Trois ans après l'été meurtrier qui conduisit à la faillite de la banque d'affaires américaine Lehman Brothers, l'économie mondiale court vers un nouveau krach. L'activité industrielle ralentit fortement. Le marché interbancaire se ferme tandis que les financements en dollars se tarissent. Alimentées par l'inflation, les bulles spéculatives enflent sur les matières premières, l'immobilier ou le franc suisse, soit autant d'actifs improductifs. La dette publique, qui dépasse désormais 100 % du produit intérieur brut (PIB) dans les pays de l'Organisation de coopération et de développement économique (OCDE), s'est substituée au crédit privé comme le vecteur de la prochaine catastrophe financière.
Dans le même temps, les bouleversements stratégiques se multiplient : révolutions dans le monde arabe, disparition de Ben Laden, tragédies en chaîne du Japon.
Nul ne peut ignorer que le XXIe siècle est placé sous le double signe de la mondialisation et des risques. Des risques systémiques qui transforment un choc local en crise mondiale. Des risques complexes dont les effets se cumulent : croissance et vieillissement démographique, révolutions scientifiques, dégradation de l'environnement, interdépendance et concurrence mêlées des nations et des continents.
La crise n'est donc plus économique et financière mais politique, liée à l'incapacité des Etats à faire face à la gestion des risques du XXIe siècle. Jamais depuis les années 1930, la politique n'a été aussi nécessaire face aux transformations radicales du système mondial ; rarement elle a été aussi défaillante, bredouillant les recettes du passé au lieu d'inventer l'avenir.
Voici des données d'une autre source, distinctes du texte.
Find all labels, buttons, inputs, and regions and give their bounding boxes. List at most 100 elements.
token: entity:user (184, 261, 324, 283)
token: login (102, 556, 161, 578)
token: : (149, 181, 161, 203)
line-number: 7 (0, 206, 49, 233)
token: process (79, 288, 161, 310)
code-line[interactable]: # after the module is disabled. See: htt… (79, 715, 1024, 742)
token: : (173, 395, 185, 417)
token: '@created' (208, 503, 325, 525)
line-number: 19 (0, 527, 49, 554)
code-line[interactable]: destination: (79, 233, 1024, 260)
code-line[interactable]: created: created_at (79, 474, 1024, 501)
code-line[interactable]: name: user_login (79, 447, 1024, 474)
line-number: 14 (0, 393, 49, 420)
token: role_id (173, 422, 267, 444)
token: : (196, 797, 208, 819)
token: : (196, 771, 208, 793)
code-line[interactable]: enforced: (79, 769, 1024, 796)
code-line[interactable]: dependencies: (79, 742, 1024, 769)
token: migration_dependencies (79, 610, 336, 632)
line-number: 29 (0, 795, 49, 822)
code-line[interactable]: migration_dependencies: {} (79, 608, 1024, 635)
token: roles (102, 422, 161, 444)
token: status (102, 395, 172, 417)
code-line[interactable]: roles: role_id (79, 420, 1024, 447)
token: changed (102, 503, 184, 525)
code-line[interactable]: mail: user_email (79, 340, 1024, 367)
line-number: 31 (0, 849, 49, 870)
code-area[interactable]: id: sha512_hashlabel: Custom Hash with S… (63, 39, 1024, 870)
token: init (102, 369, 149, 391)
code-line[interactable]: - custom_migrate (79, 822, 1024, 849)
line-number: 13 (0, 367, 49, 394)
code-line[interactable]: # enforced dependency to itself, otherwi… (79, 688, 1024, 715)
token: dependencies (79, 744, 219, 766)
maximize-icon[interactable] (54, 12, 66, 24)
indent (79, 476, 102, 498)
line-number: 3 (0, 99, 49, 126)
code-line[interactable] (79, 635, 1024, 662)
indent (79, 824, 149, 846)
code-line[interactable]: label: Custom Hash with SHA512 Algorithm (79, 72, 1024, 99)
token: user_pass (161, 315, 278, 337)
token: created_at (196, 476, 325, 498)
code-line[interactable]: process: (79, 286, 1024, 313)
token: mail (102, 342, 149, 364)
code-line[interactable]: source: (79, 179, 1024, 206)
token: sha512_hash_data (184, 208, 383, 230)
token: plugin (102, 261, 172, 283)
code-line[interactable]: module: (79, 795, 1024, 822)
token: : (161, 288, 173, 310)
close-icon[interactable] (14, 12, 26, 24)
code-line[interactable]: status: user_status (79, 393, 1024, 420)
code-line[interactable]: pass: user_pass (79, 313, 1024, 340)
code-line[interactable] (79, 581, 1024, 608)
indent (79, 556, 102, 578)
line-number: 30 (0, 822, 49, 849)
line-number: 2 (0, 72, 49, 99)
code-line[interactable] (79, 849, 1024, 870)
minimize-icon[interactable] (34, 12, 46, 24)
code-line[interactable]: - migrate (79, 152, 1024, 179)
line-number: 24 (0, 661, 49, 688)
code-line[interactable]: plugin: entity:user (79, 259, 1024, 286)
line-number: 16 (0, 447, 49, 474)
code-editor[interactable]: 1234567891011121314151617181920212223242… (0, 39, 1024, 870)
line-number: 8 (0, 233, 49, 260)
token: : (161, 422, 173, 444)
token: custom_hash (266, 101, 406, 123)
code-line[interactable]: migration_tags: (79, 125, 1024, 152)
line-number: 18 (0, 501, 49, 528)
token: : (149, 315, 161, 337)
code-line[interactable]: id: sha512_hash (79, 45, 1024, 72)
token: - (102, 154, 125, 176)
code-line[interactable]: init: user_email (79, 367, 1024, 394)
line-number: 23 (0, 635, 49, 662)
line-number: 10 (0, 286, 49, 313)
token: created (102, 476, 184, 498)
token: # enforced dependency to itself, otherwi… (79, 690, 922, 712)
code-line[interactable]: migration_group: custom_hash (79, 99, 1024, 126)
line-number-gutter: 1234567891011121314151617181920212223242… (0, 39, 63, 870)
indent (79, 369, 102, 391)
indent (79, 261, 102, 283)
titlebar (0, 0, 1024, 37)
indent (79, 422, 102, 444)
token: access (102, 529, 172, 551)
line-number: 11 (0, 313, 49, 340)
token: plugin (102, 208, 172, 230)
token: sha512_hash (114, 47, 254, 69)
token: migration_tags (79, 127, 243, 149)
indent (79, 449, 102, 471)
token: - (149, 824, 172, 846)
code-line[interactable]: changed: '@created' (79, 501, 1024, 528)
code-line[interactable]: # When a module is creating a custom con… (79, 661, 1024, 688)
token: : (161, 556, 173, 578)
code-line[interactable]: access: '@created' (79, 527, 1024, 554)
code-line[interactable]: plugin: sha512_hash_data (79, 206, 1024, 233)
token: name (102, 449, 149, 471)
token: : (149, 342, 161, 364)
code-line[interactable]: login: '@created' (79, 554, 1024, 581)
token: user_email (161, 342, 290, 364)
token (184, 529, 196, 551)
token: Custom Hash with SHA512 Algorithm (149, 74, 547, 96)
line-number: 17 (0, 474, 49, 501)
Les Etats-Unis échouent à trouver un accord de long terme pour restaurer leurs finances publiques par la hausse des impôts et la réduction des dépenses militaires et sociales ; ils ne se retrouvent que dans l'abus du privilège du dollar pour exporter l'inflation. La classe politique japonaise étale son impuissance à reconstruire le pays sur fond d'explosion de la dette (220 % du PIB). L'Europe prouve son incapacité à gérer les crises en accumulant les demi-mesures ruineuses pour la Grèce comme pour les contribuables des pays de la zone euro.
PRIORITÉ AU COURT TERME
Le nouveau plan d'aide n'est qu'un sursis, qui ne traite ni le problème économique du retour à la croissance, ni le problème financier de la décote de la dette grecque qui atteint aujourd'hui 50 % et dépassera demain 70 %, ni le risque de contagion à l'Europe méditerranéenne. En réalité, la crise ne manquera pas de rebondir, avec des coûts croissants pour la zone euro comme pour ses contribuables.
L'Occident, qui a su gouverner le capitalisme jusqu'à la chute de l'URSS, se trouve en plein désarroi, désarmé face aux chocs compte tenu du délabrement des finances publiques et du bilan des banques centrales. Les pays émergents, forts de leur faible endettement (35 % du PIB) et de la détention de 80 % des réserves de change, montrent une meilleure efficacité pour convertir leurs modèles économiques. Mais tous privilégient des stratégies non coopératives qui interdisent la gestion des nouveaux risques et la stabilisation de l'économie mondiale. Tous accordent la priorité au court terme.
La crise est exacerbée dans les démocraties occidentales par les difficultés économiques et financières ainsi que par la peur du déclassement qui nourrit le populisme et le terrorisme, comme l'illustre la tragédie norvégienne. Elle est en réalité universelle car elle découle de la remise en question de l'Etat-nation au sein duquel a été inventée la modernité.
L'Etat est en passe de perdre son monopole dans la gestion des risques. Il ne faut plus seulement réparer mais anticiper. Il ne suffit plus d'intervenir, il faut garantir la soutenabilité des actions publiques. L'Etat doit responsabiliser et coordonner les acteurs économiques et sociaux tout en transférant certaines compétences desouveraineté au plan international.
Voilà pourquoi la dérobade de l'Europe face à la crise grecque comporte une dimension universelle. L'Union européenne est la première construction multinationale fondée sur la liberté. Le double choc de l'élargissement et de la mondialisation a débouché sur la renationalisation des politiques économiques, au moment où le lancement de l'euro imposait le fédéralisme. L'intégration européenne est ainsi sous le feu des passions extrémistes et populistes, alors qu'elle constitue une réponse aux risques du XXIe siècle.
Voilà pourquoi la refondation de l'Europe à travers un accord franco-allemand, est impérative. Elle doit faire la vérité sur la durée de la crise, sur la fin de la croissance à crédit, sur la fausseté des principes qui ont présidé à la création de l'euro (impossibilité du défaut d'un Etat, absence de solidarité financière, respect des critères de Maastricht, indépendance absolue de la Banque centrale européenne...).
L'Europe ne peut plus être le bouc émissaire de l'impuissance des gouvernements nationaux ; elle doit être repensée, assumée et ancrée dans la conscience des citoyens comme le gestionnaire des risques systémiques. En prenant pour boussole la maxime de Montesquieu : "(...) Si je savais quelque chose utile à ma patrie et qui fût préjudiciable à l'Europe (...) et au genre humain, je le regarderais comme un crime."